Harakânî Hazretleri ise, şu mukâbelede bulunur:
“−Sultânım! Buraya ilk gelişinizde gönlünüzde pâdişahlık gururu ve bizi imtihan etmek niyeti vardı. Ama şimdi tevâzû hâliyle ayrılıyorsunuz. Tevâzû hâline ise, saygı gerekir.” (Attar, Tezkiretü’l-Evliya, II, 209)
Hazan mevsiminde yapraklarını tek tek döken bir ağaç gibi, şu fânî dünya hayatında günlerini çarçabuk tüketmekte olan bir kula yakışan en güzel haslet, tevâzûdur, haddini bilmektir. Cenâb-ı Hak, âyet-i kerîmede şöyle buyurur:
“Rahmân’ın (has) kulları onlardır ki, yeryüzünde tevâzû ile yürürler ve kendini bilmez kimseler onlara laf attığında (incitmeksizin) «Selâm!» derler (geçerler).” (el-Furkân, 63)

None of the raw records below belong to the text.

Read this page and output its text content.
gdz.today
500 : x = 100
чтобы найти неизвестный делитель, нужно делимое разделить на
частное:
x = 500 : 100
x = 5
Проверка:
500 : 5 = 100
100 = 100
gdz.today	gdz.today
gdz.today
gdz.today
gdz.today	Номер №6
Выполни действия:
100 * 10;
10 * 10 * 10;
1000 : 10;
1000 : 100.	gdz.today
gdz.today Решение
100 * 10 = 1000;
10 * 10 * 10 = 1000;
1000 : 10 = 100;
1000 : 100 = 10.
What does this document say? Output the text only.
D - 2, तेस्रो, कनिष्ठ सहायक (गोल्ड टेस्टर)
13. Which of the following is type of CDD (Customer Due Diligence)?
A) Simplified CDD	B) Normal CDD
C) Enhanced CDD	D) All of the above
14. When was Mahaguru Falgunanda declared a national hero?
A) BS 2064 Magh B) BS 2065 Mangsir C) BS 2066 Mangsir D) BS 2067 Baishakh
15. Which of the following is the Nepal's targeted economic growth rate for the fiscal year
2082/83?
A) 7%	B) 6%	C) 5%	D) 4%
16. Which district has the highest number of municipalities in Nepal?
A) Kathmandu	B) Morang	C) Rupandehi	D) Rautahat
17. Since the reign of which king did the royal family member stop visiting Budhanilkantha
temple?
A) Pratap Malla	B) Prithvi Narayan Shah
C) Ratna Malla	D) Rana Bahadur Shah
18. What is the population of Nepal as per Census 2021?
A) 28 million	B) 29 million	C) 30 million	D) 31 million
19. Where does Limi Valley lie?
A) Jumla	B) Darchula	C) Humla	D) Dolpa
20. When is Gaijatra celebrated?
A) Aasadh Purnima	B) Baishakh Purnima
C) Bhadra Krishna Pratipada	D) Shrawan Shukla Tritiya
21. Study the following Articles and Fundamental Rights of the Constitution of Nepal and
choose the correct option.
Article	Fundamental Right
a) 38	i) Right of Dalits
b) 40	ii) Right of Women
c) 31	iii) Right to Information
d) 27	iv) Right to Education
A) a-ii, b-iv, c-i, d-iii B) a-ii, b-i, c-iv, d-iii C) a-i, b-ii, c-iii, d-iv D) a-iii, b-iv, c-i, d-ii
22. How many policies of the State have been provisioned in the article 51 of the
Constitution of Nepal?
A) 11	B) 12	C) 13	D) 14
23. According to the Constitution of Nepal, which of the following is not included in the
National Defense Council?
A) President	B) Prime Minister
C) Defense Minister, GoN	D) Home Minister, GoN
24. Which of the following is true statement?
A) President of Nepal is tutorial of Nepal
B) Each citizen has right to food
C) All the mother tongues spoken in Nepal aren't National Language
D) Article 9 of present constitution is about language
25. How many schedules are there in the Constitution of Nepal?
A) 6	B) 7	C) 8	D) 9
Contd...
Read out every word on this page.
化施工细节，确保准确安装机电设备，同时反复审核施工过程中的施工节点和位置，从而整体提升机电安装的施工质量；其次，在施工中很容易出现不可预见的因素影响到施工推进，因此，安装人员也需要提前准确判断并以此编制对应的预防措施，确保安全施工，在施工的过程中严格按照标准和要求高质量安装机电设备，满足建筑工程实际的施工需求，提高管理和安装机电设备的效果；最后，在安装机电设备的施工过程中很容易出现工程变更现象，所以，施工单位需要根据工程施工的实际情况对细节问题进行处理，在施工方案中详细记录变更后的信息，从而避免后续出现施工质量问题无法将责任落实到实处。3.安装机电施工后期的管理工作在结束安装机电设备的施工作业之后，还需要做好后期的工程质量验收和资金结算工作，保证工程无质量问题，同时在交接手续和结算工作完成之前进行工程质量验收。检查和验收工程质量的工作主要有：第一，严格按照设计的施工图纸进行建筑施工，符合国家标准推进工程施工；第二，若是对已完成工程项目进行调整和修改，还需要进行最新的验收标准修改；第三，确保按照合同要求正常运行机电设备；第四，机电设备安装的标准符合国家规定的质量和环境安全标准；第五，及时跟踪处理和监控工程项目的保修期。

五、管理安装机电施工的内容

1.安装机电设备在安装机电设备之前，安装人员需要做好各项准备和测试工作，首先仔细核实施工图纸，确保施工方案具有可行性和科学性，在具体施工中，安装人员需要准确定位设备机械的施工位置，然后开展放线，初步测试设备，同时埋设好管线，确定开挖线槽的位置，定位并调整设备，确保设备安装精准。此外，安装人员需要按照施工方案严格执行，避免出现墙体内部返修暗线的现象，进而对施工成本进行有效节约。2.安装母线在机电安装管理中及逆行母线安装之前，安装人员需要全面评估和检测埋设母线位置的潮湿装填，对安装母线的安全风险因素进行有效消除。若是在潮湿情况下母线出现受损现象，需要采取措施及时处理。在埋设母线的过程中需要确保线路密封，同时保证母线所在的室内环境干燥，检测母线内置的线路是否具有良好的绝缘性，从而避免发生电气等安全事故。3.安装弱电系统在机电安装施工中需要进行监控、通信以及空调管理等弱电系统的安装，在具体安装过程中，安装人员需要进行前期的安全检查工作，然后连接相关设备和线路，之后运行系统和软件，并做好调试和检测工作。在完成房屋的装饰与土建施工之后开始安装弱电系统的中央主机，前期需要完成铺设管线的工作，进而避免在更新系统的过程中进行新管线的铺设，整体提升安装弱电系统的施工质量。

Nitekim bir kul, Allah için tevâzû gösterdiği zaman, Allah Teâlâ, onun hikmetini artırır ve onu yükseltir. Kim de kusur ve noksanlarının farkında olmaz, bilgisizliğini kabul etmez ve daha da mühimi Allâh’ın sonsuz kudreti karşısında bir “hiç” olduğunu itiraf etmezse, kendisinde bir kıymet ve kudret vehmetmiş olur. Bu vehme kapılarak kendini beğenen bir insanın da tevâzûdan aslâ nasîbi yoktur.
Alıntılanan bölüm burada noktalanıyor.